Human enterovirus species A (HEV-A) consists of at least 16 members of different serotypes that are known to be the causative agents of hand, foot, and mouth disease (HFMD), herpangina, and other diseases, such as respiratory disease and polio-like flaccid paralysis. Enterovirus 71 (EV71) and coxsackievirus A16 (CVA16) are the major causative agents of HFMD. CVA5, CVA6, CVA10, and CVA12 mainly cause herpangina or are occasionally involved with sporadic cases of HFMD.

We have previously shown that human scavenger receptor class B, member 2 (SCARB2) is a cellular receptor for EV71 and CVA16. Using a large number of clinical isolates of HEV-A, we explored whether all clinical isolates of EV71 and other serotypes of HEV-A infected cells via SCARB2.

We tested this possibility by infecting L-SCARB2 cells, which are L929 cells expressing human SCARB2, by infecting human RD cells that had been treated with small interfering RNAs for SCARB2 and by directly binding the viruses to a soluble SCARB2 protein.

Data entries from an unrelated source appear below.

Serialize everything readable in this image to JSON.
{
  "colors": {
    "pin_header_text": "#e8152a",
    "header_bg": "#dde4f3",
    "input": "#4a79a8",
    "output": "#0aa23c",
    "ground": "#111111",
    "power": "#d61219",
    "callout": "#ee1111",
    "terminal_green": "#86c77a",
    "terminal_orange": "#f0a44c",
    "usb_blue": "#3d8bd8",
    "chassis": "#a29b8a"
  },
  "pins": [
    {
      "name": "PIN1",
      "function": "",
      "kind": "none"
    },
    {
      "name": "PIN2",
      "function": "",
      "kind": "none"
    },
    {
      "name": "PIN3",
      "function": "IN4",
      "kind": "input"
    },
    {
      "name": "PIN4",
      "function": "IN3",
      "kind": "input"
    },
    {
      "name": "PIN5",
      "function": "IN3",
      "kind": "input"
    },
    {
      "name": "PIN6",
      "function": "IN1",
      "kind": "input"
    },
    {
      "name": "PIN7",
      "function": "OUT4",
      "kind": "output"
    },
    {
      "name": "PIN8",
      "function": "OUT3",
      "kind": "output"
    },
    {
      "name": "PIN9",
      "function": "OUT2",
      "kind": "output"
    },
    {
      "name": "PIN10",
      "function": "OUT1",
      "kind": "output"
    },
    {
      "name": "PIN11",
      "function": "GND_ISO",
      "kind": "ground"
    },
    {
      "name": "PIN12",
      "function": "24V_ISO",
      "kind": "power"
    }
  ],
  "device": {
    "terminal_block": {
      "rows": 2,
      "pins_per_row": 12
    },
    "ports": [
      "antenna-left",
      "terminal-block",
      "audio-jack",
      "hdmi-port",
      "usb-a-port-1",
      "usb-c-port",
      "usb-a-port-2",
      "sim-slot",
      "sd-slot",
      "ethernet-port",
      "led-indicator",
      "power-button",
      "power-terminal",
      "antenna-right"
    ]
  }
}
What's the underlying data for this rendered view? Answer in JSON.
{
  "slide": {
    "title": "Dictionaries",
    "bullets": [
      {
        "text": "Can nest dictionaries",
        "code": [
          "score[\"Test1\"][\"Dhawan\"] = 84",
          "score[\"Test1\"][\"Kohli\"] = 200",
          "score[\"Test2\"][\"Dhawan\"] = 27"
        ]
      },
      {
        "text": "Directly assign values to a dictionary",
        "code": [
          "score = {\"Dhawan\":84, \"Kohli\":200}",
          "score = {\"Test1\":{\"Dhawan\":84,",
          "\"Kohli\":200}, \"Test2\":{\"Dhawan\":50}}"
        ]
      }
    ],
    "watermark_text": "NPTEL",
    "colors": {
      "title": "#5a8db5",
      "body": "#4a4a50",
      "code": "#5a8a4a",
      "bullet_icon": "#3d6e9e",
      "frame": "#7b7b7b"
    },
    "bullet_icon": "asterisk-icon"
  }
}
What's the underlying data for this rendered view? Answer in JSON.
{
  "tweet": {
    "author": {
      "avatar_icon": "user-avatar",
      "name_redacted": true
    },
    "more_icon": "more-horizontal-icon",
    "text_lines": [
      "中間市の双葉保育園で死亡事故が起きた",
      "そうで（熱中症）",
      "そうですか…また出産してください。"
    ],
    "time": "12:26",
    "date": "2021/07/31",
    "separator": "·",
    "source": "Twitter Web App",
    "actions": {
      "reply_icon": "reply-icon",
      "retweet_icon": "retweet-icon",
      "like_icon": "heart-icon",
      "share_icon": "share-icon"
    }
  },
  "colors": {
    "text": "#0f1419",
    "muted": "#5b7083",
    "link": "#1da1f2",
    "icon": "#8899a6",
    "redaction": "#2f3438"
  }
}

We showed that all 162 clinical isolates of EV71 propagated in L-SCARB2 cells, suggesting that SCARB2 is the critical receptor common to all EV71 strains. In addition, CVA7, CVA14, and CVA16, which are most closely related to each other, also utilized SCARB2 for infection. EV71, CVA14, and CVA16 are highly associated with HFMD, and EV71 and CVA7 are occasionally associated with neurological diseases, suggesting that SCARB2 plays important roles in the development of these diseases. In contrast, another group of viruses, such as CVA2, CVA3, CVA4, CVA5, CVA6, CVA8, CVA10, and CVA12, which are relatively distant from the EV71 group, is associated mainly with herpangina. None of these clinical isolates infected via the SCARB2-dependent pathway.

HEV-A viruses can be divided into at least two groups depending on the use of SCARB2, and the receptor usage plays an important role in developing the specific diseases for each group.